The woman whose life had changed because of one man.
And I wondered… was she still staring out of that same old window looking out at the ocean, trying to find a solution to her pain amongst the waves?
I didn’t stop thinking about her for the rest of my shift, or the one after that, either.
* * *
“Dad?”
“Everything okay, Charlotte?” he asked. I could hear the slight worry from the other end of the phone.
I didn’t call my father. Not usually. Although I had made a couple of calls to him in the last two months when we’d agreed to meet for coffee in central London, and I’d been running a few minutes late.
He always pleaded with me to let him send a car to pick me up, but in my usual stubborn way, I told him I preferred using public transport. I didn’t want to admit that I was too scared to dip my toe in the lavish way of his and my mother’s lives for fear of becoming used to it again.
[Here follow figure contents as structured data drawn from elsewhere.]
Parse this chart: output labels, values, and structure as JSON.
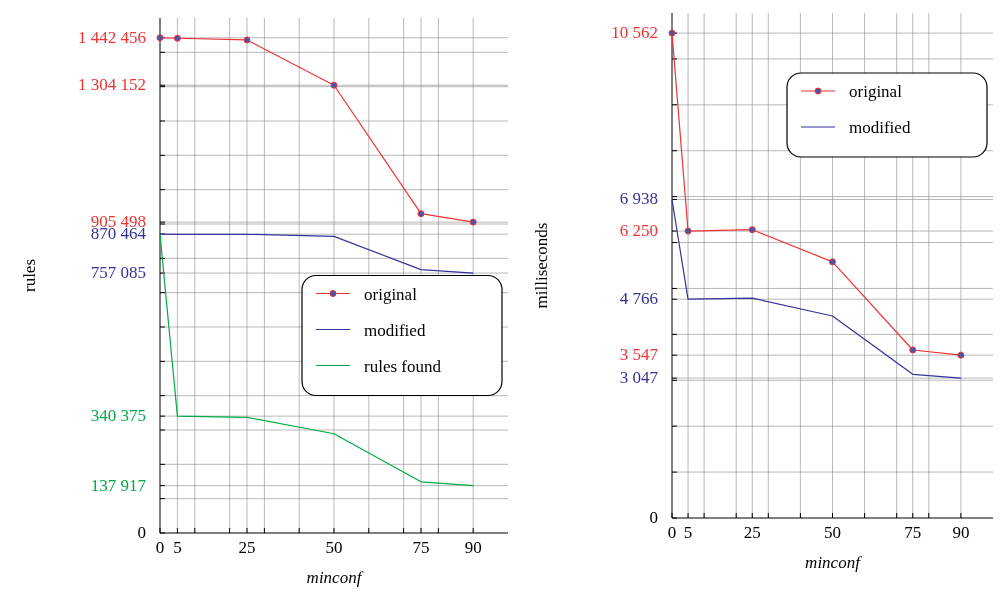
{
  "chart_data": [
    {
      "type": "line",
      "xlabel": "minconf",
      "ylabel": "rules",
      "x": [
        0,
        5,
        25,
        50,
        75,
        90
      ],
      "xlim": [
        0,
        100
      ],
      "xticks": [
        0,
        5,
        {
          "value": 10,
          "label": null
        },
        {
          "value": 20,
          "label": null
        },
        25,
        {
          "value": 30,
          "label": null
        },
        {
          "value": 40,
          "label": null
        },
        50,
        {
          "value": 60,
          "label": null
        },
        {
          "value": 70,
          "label": null
        },
        75,
        {
          "value": 80,
          "label": null
        },
        90
      ],
      "ylim": [
        0,
        1500000
      ],
      "yticks": [
        {
          "value": 0,
          "label": "0"
        },
        {
          "value": 100000,
          "label": null
        },
        {
          "value": 137917,
          "label": "137 917"
        },
        {
          "value": 200000,
          "label": null
        },
        {
          "value": 300000,
          "label": null
        },
        {
          "value": 340375,
          "label": "340 375"
        },
        {
          "value": 400000,
          "label": null
        },
        {
          "value": 500000,
          "label": null
        },
        {
          "value": 600000,
          "label": null
        },
        {
          "value": 700000,
          "label": null
        },
        {
          "value": 757085,
          "label": "757 085"
        },
        {
          "value": 800000,
          "label": null
        },
        {
          "value": 870464,
          "label": "870 464"
        },
        {
          "value": 900000,
          "label": null
        },
        {
          "value": 905498,
          "label": "905 498"
        },
        {
          "value": 1000000,
          "label": null
        },
        {
          "value": 1100000,
          "label": null
        },
        {
          "value": 1200000,
          "label": null
        },
        {
          "value": 1300000,
          "label": null
        },
        {
          "value": 1304152,
          "label": "1 304 152"
        },
        {
          "value": 1400000,
          "label": null
        },
        {
          "value": 1442456,
          "label": "1 442 456"
        }
      ],
      "grid": true,
      "legend": "right",
      "series": [
        {
          "name": "original",
          "color": "#ee3333",
          "marker": "circle",
          "values": [
            1442456,
            1441000,
            1436000,
            1304152,
            930000,
            905498
          ]
        },
        {
          "name": "modified",
          "color": "#333399",
          "marker": "none",
          "values": [
            870464,
            870000,
            870000,
            864000,
            767000,
            757085
          ]
        },
        {
          "name": "rules found",
          "color": "#00aa44",
          "marker": "none",
          "values": [
            870464,
            340375,
            337000,
            289000,
            149000,
            137917
          ]
        }
      ]
    },
    {
      "type": "line",
      "xlabel": "minconf",
      "ylabel": "milliseconds",
      "x": [
        0,
        5,
        25,
        50,
        75,
        90
      ],
      "xlim": [
        0,
        100
      ],
      "xticks": [
        0,
        5,
        {
          "value": 10,
          "label": null
        },
        {
          "value": 20,
          "label": null
        },
        25,
        {
          "value": 30,
          "label": null
        },
        {
          "value": 40,
          "label": null
        },
        50,
        {
          "value": 60,
          "label": null
        },
        {
          "value": 70,
          "label": null
        },
        75,
        {
          "value": 80,
          "label": null
        },
        90
      ],
      "ylim": [
        0,
        11000
      ],
      "yticks": [
        {
          "value": 0,
          "label": "0"
        },
        {
          "value": 1000,
          "label": null
        },
        {
          "value": 2000,
          "label": null
        },
        {
          "value": 3000,
          "label": null
        },
        {
          "value": 3047,
          "label": "3 047"
        },
        {
          "value": 3547,
          "label": "3 547"
        },
        {
          "value": 4000,
          "label": null
        },
        {
          "value": 4766,
          "label": "4 766"
        },
        {
          "value": 5000,
          "label": null
        },
        {
          "value": 6000,
          "label": null
        },
        {
          "value": 6250,
          "label": "6 250"
        },
        {
          "value": 6938,
          "label": "6 938"
        },
        {
          "value": 7000,
          "label": null
        },
        {
          "value": 8000,
          "label": null
        },
        {
          "value": 9000,
          "label": null
        },
        {
          "value": 10000,
          "label": null
        },
        {
          "value": 10562,
          "label": "10 562"
        }
      ],
      "grid": true,
      "legend": "top right",
      "series": [
        {
          "name": "original",
          "color": "#ee3333",
          "marker": "circle",
          "values": [
            10562,
            6250,
            6280,
            5580,
            3660,
            3547
          ]
        },
        {
          "name": "modified",
          "color": "#333399",
          "marker": "none",
          "values": [
            6938,
            4766,
            4790,
            4400,
            3130,
            3047
          ]
        }
      ]
    }
  ]
}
After all, I’d only spent two weeks with Fraser, and I found myself missing food service, and clean sheets every morning, not to mention the swimming pools and other facilities those nice places had to offer.
Although, I think I knew full well it wasn’t those things I missed.
Just the person I shared them with.
“I’m fine,” I said to Dad, shaking Fraser out of my thoughts once again. “Are you on your own?”
“I’m in my office, yes. Your mother has gone to brunch with Aunt Fern. Why do you ask?”
“I…” I fiddled with an invisible piece of lint on my pink pyjama bottoms as I sat cross-legged on top of my bed. “I have something I need to talk to someone about, and I think you’re the only person who I can be honest with.”
“Me?” The surprise in his voice ate me up inside, and he sighed softly, as though relieved. “I’m listening.”
“Do you remember a while back when I asked you whether Matteo Vega was a good man or not?”
“Lord, Jesus Christ,” he whispered roughly. “What did he do to you?”
I scowled at my legs. “Nothing. He did nothing to me. But… he did do something to someone I knew once.”
Dad’s silence lingered on the line, and I tried so hard to imagine the expression he would be wearing, but up until recently, most expressions on Dad’s face had always seemed as false to me as my mother’s lips. It had only been since we started reconnecting—if that’s what it could even be called—that I felt like I was finally seeing the real him for the very first time.
“You know what kind of man he is, don’t you?” I dared myself to ask.
“There have been… rumours over the years.”
“About?”
“I think you know, Charlotte.”
Closing my eyes, I let that information wash over me, drowning me in shame for having come from that world where people happily turned a blind eye to anything that didn’t concern them directly. “How could you stand by and not do anything about it?”
I heard the creak of his leather chair, and I imagined him now, leaning back into it as his breath streamed out in one long outburst before he made a noise that sounded like frustration mixed with his own shame.
“I had no evidence of it being the truth.”
“But the rumours came from somewhere. You could have tracked them down.”